The captain said someone famous use to have a house on this shore(Edna Saint Vincent Milay I think?).  As we passed the shore closer than this shot, someone came out of one of the houses(a big modern one with a high deck/balcony, not a cottage)and waved to us and took video of the schooner and said they were happy to see a "real" boat out on the water.

Another channel marker with what is probably an osprey nest on top.

Even with an hour of drizzle and then steady rain I resisted going below deck to get out of the cold rain.

The historic cribstone bridge(the only one in the world) linking Orr's and Bailey's islands.

Our cruise pilot, Perry Davis and his mate Erin.  I think they were glad to put into port and get out of the rain too by this time.

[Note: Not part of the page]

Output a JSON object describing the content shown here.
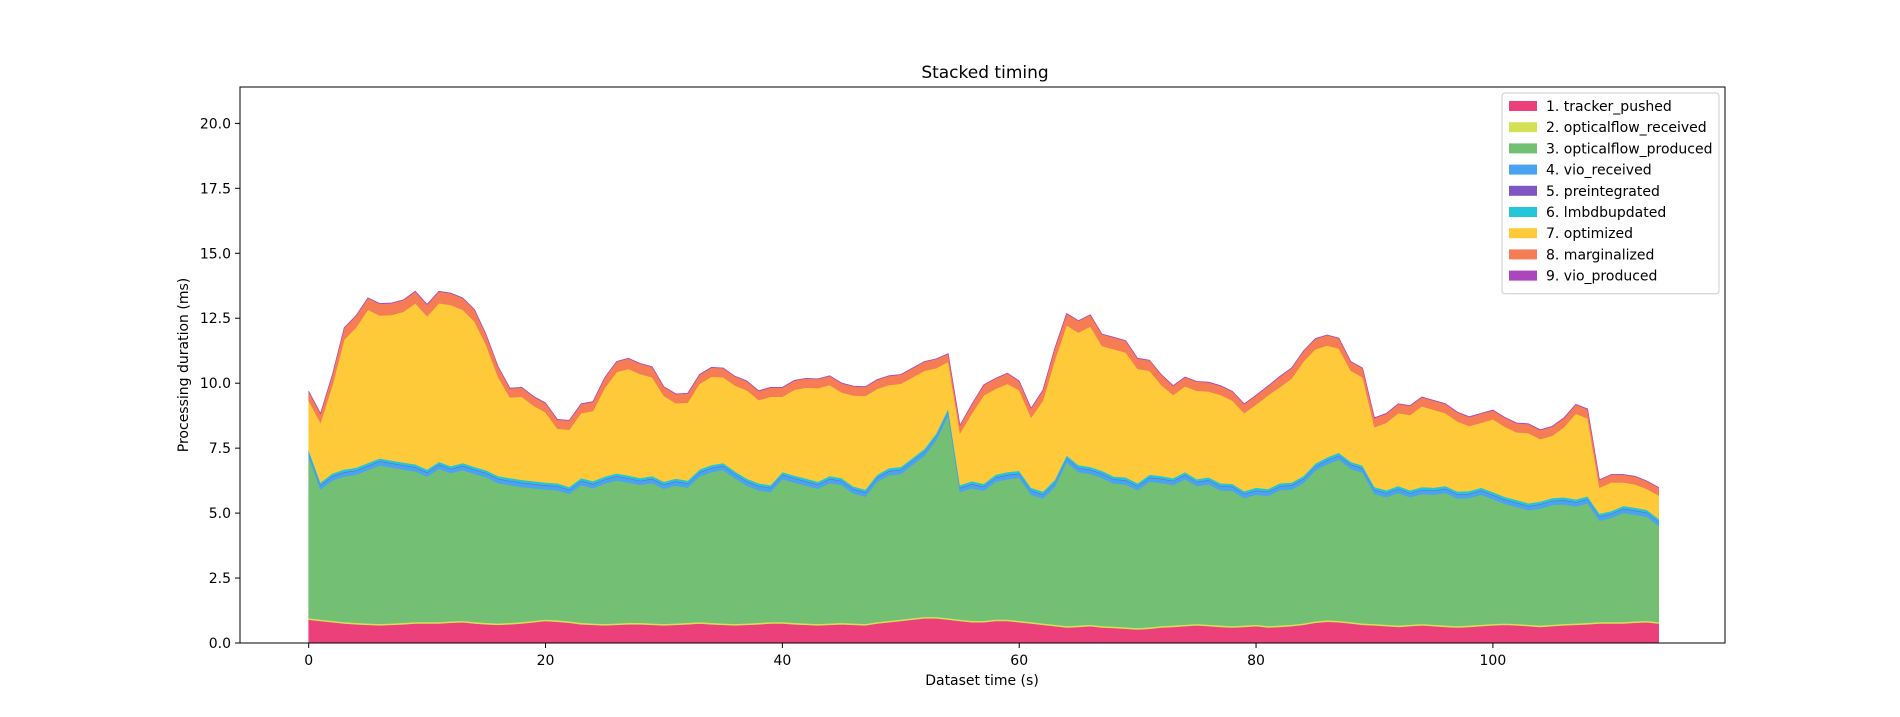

This windjammer cruise could have had better weather but even so, it was worth the cost to us.
And the partial bottle of Allen's coffee liquor Capt. Davis snagged floating in the water along the way(must have fallen overboard from a lobsterman's boat as Maine fishermen are crazy about Allen's!lol)was a bonus.  ;-)



  1. This post and pictures were very interesting. Thankfully, a freakish storm was not brewing.

  2. what a lovely day out on the water!- its so relaxing, even in the rain.

  3. Loved this! We’ll never be able to travel much so i’ll delight in your adventures!